Gea: ‘Pieter en ik organiseerden vroeger altijd een kerstdiner voor mensen met weinig contacten. Het eerste jaar dat we dat deden was dat eigenlijk heel lastig. Want je krijgt geen gegevens door de privacy-wet, mensen moesten zich echt zelf aanmelden. En dat doet niet iedereen. Die eerste stap is altijd het lastigste. Ik ben dan ook zelf wel eens bij mensen aan de deur gegaan. Een kwetsbaar en lastig gesprek, maar dan werd die eerste stap wel gezet. Als je eerlijk en bij je gevoel blijft, dan kom je wel bij de mensen binnen.’

 

‘En nieuwkomers konden we altijd verwelkomen omdat zij hier nieuw in de gemeente waren. Maar dat kon dan altijd maar 1 keer. Ik vergeet nooit meer dat er een jaar was dat er veel Syrische mensen waren. Eén van de dames kwam toen naar me toe met de vraag hoe ze ons konden bedanken. Uiteindelijk zijn ze voor ons gaan dansen. Nou, daar word ik dan echt heel blij van! Dan krijg je een stukje van hun zelf te zien.’

Doe jij zelf iets aan BuurtKracht?

Nou ja, ik probeer te helpen hier in het Noabershoes als ik daar de mogelijkheid toe heb. Af en toe ga ik mee naar school bijvoorbeeld. En verder doe ik wat me voor handen komt. Dat kerstdiner was ik altijd heel druk mee. Op mijn werk doe ik ook wel eens wat vrijwillig, en stuur ik de vrijwilligers aan. Dat wat op mijn pad komt.

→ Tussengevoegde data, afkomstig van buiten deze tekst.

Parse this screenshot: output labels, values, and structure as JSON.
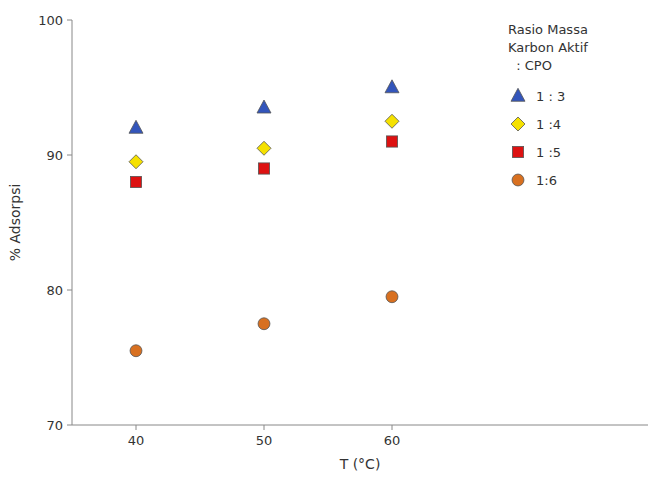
{
  "chart_data": {
    "type": "scatter",
    "x_label": "T (°C)",
    "y_label": "% Adsorpsi",
    "x": [
      40,
      50,
      60
    ],
    "series": [
      {
        "name": "1 : 3",
        "color": "#3355bb",
        "marker": "triangle",
        "values": [
          92.0,
          93.5,
          95.0
        ]
      },
      {
        "name": "1 :4",
        "color": "#f5e100",
        "marker": "diamond",
        "values": [
          89.5,
          90.5,
          92.5
        ]
      },
      {
        "name": "1 :5",
        "color": "#dd1111",
        "marker": "square",
        "values": [
          88.0,
          89.0,
          91.0
        ]
      },
      {
        "name": "1:6",
        "color": "#d87020",
        "marker": "circle",
        "values": [
          75.5,
          77.5,
          79.5
        ]
      }
    ],
    "legend_title": [
      "Rasio Massa",
      "Karbon Aktif",
      "  : CPO"
    ],
    "legend": "right",
    "xlim": [
      35,
      80
    ],
    "ylim": [
      70,
      100
    ],
    "xticks": [
      40,
      50,
      60
    ],
    "yticks": [
      70,
      80,
      90,
      100
    ],
    "grid": false
  }
}
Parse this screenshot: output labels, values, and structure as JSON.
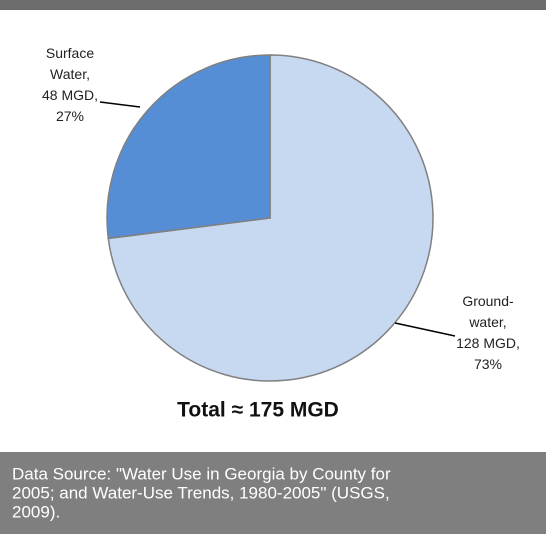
{
  "chart_data": {
    "type": "pie",
    "values": [
      27,
      73
    ],
    "value_labels": [
      "Surface Water, 48 MGD, 27%",
      "Ground-water, 128 MGD, 73%"
    ],
    "colors": [
      "#558ed5",
      "#c6d9f1"
    ],
    "total_label": "Total ≈ 175 MGD",
    "source_lines": [
      "Data Source: \"Water Use in Georgia by County for",
      "2005; and Water-Use Trends, 1980-2005\" (USGS,",
      "2009)."
    ]
  }
}
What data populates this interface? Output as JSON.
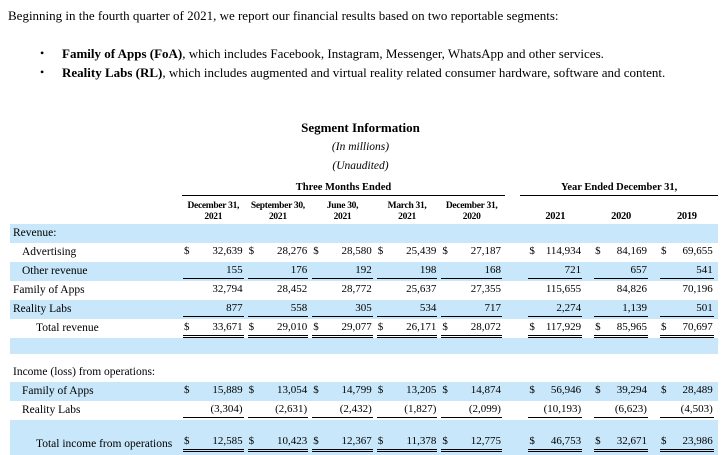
{
  "intro": {
    "paragraph": "Beginning in the fourth quarter of 2021, we report our financial results based on two reportable segments:",
    "bullet_glyph": "•",
    "bullets": [
      {
        "bold": "Family of Apps (FoA)",
        "rest": ", which includes Facebook, Instagram, Messenger, WhatsApp and other services."
      },
      {
        "bold": "Reality Labs (RL)",
        "rest": ", which includes augmented and virtual reality related consumer hardware, software and content."
      }
    ]
  },
  "table": {
    "title": "Segment Information",
    "note_millions": "(In millions)",
    "note_unaudited": "(Unaudited)",
    "dollar_sign": "$",
    "highlight_color": "#c8e7fa",
    "col_groups": [
      {
        "label": "Three Months Ended",
        "span": 5
      },
      {
        "label": "Year Ended December 31,",
        "span": 3
      }
    ],
    "columns": [
      {
        "l1": "December 31,",
        "l2": "2021"
      },
      {
        "l1": "September 30,",
        "l2": "2021"
      },
      {
        "l1": "June 30,",
        "l2": "2021"
      },
      {
        "l1": "March 31,",
        "l2": "2021"
      },
      {
        "l1": "December 31,",
        "l2": "2020"
      },
      {
        "l1": "2021",
        "l2": ""
      },
      {
        "l1": "2020",
        "l2": ""
      },
      {
        "l1": "2019",
        "l2": ""
      }
    ],
    "rows": [
      {
        "type": "section",
        "label": "Revenue:",
        "bg": "blue",
        "indent": 0
      },
      {
        "type": "data",
        "label": "Advertising",
        "bg": "white",
        "indent": 1,
        "dollar": true,
        "underline": "none",
        "values": [
          "32,639",
          "28,276",
          "28,580",
          "25,439",
          "27,187",
          "114,934",
          "84,169",
          "69,655"
        ]
      },
      {
        "type": "data",
        "label": "Other revenue",
        "bg": "blue",
        "indent": 1,
        "dollar": false,
        "underline": "single",
        "values": [
          "155",
          "176",
          "192",
          "198",
          "168",
          "721",
          "657",
          "541"
        ]
      },
      {
        "type": "data",
        "label": "Family of Apps",
        "bg": "white",
        "indent": 0,
        "dollar": false,
        "underline": "none",
        "values": [
          "32,794",
          "28,452",
          "28,772",
          "25,637",
          "27,355",
          "115,655",
          "84,826",
          "70,196"
        ]
      },
      {
        "type": "data",
        "label": "Reality Labs",
        "bg": "blue",
        "indent": 0,
        "dollar": false,
        "underline": "single",
        "values": [
          "877",
          "558",
          "305",
          "534",
          "717",
          "2,274",
          "1,139",
          "501"
        ]
      },
      {
        "type": "data",
        "label": "Total revenue",
        "bg": "white",
        "indent": 2,
        "dollar": true,
        "underline": "double",
        "values": [
          "33,671",
          "29,010",
          "29,077",
          "26,171",
          "28,072",
          "117,929",
          "85,965",
          "70,697"
        ]
      },
      {
        "type": "spacer-blue",
        "label": "",
        "bg": "blue"
      },
      {
        "type": "spacer-white",
        "label": "",
        "bg": "white"
      },
      {
        "type": "section",
        "label": "Income (loss) from operations:",
        "bg": "white",
        "indent": 0
      },
      {
        "type": "data",
        "label": "Family of Apps",
        "bg": "blue",
        "indent": 1,
        "dollar": true,
        "underline": "none",
        "values": [
          "15,889",
          "13,054",
          "14,799",
          "13,205",
          "14,874",
          "56,946",
          "39,294",
          "28,489"
        ]
      },
      {
        "type": "data",
        "label": "Reality Labs",
        "bg": "white",
        "indent": 1,
        "dollar": false,
        "underline": "single",
        "values": [
          "(3,304)",
          "(2,631)",
          "(2,432)",
          "(1,827)",
          "(2,099)",
          "(10,193)",
          "(6,623)",
          "(4,503)"
        ]
      },
      {
        "type": "data",
        "label": "Total income from operations",
        "bg": "blue",
        "indent": 2,
        "dollar": true,
        "underline": "double",
        "tall": true,
        "values": [
          "12,585",
          "10,423",
          "12,367",
          "11,378",
          "12,775",
          "46,753",
          "32,671",
          "23,986"
        ]
      }
    ]
  }
}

Wie zou je als volgende Noaber aan het woord willen laten?

Daar heb ik over nagedacht, want ik ken natuurlijk best veel mensen. Maar ik geef hem graag door aan Marinus Meier. Hij is een vrijwilliger bij mij, in Eltheto. Hij betekent heel veel voor mij als vrijwilliger, maar ook voor de mensen. Je vraagt nooit mis bij hem. Hij zal zichzelf nooit op de voorgrond zetten, dus ik vind het leuk dit aan hem door te geven.

 

Bijzonder dat jullie dit doen hoor! Heel erg leuk, ik denk dat het goed is.

 

René: ‘Ja, het zijn ook altijd wel bijzondere gesprekken met de mensen. Met iedereen weer anders, maar heel leuk!’

Patricia: ‘En in de basis ook wel weer allemaal gelijk. Iedereen heeft het over omzien naar elkaar, en dat dat zo belangrijk is.’

René: ‘We willen gewoon graag de lokale mensen in beeld brengen. Aandacht besteden aan Noaberschap. Het initiatief van mensen zelf weer aanwakkeren en ondersteunen, en inspireren door bekende en herkenbare gezichten uit onze gemeente!